The response contains metadata about the task. For `amtrak` type, the most important fields are `status` and `result`.

```json
{
  "id": "bd3e89ed-815e-4395-98a3-521ede71cc4d",
  "status": "completed",
  "result": {
    // Parsed availability and pricing data
  }
}
```

* `result` is a **JSON object** containing the final scraped train availability and fare data — no further polling is needed.

### Status Types

| Status     | Meaning                                                                       |
| ---------- | ----------------------------------------------------------------------------- |
| queued     | Task was accepted and added to the processing queue.                          |
| processing | Task is currently running.                                                    |
| completed  | Task finished and train data was successfully collected.                      |
| failed     | Task encountered an error (e.g., invalid input, no results, or system issue). |

## Polling

If `status` is `queued` or `processing`, continue polling the task until it's completed or failed.

```
GET https://api.crawlbyte.ai/api/tasks/:id
```

* You’ll receive the same structure with an updated `status`.
* Only poll until you receive `completed` or `failed`.
* Recommended interval: **every 2–4 seconds**.

## SDK Usage

You can run this task using any official **Crawlbyte SDK**:

* [Go SDK](https://github.com/crawlbyte/crawlbyte-sdk-go)
* [TypeScript SDK](https://github.com/crawlbyte/crawlbyte-sdk-ts)
* [Python SDK](https://github.com/crawlbyte/crawlbyte-sdk-py)

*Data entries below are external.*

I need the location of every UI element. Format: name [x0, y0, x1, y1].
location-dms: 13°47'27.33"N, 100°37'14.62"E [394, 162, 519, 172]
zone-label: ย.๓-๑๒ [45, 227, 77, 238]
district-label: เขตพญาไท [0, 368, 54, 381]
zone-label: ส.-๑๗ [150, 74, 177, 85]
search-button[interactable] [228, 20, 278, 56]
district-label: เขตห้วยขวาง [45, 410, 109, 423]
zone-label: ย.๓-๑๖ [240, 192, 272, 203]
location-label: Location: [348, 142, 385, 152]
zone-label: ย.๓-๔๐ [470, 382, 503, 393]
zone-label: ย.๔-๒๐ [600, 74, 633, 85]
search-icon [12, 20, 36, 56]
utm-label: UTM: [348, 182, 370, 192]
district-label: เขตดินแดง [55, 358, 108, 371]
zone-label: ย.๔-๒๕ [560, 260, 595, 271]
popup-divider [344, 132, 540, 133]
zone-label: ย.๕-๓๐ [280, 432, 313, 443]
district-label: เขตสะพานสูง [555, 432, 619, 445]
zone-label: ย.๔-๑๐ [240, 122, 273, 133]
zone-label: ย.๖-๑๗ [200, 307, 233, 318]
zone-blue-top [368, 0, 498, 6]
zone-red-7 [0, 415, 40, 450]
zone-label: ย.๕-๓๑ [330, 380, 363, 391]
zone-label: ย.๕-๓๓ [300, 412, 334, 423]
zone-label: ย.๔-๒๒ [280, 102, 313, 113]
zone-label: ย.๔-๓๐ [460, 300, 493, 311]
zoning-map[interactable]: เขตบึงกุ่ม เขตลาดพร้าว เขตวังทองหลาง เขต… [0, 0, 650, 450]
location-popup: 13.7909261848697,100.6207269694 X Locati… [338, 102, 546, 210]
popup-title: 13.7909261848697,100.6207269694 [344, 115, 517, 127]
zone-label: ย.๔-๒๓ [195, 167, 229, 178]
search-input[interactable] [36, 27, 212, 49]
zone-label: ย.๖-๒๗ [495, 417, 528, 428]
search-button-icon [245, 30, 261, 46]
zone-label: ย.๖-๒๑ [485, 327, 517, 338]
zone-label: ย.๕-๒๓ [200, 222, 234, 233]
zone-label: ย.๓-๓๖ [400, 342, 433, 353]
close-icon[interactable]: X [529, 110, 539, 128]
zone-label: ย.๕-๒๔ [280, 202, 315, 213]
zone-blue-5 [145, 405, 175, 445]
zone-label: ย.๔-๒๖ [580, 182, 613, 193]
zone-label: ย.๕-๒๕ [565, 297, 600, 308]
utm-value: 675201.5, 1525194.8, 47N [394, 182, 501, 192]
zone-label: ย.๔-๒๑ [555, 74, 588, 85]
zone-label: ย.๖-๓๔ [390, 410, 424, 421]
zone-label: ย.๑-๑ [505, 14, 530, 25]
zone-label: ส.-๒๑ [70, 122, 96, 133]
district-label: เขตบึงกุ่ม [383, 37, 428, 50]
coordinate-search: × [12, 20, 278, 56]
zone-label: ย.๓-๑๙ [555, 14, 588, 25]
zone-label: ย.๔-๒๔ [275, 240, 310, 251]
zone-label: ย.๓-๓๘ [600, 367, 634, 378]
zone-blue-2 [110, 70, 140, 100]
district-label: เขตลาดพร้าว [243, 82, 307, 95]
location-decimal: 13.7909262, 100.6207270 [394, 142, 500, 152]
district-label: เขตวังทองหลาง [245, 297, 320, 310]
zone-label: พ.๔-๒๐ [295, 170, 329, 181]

Each SDK provides a simple way to:

* Create the task
* Poll for status
* Handle the final result

Refer to the [SDKs section](https://developers.crawlbyte.ai/sdks) for installation, examples, and setup instructions.

## Notes

* Only valid input objects with correct station codes and date formats will return results.
* Crawlbyte handles retries, rendering, fingerprinting, and anti-bot logic internally — no need to manage it yourself.
* Use `multithread: true` in advanced settings if running large volumes.
* Ensure all required fields like `origin`, `destination`, `departure`, and `passengers` are properly structured.
* The Amtrak response includes **all relevant train data**, including schedule and fare breakdowns.
* Average task duration is **\~8 seconds**, primarily due to Amtrak’s slower API response — this is expected and fully supported.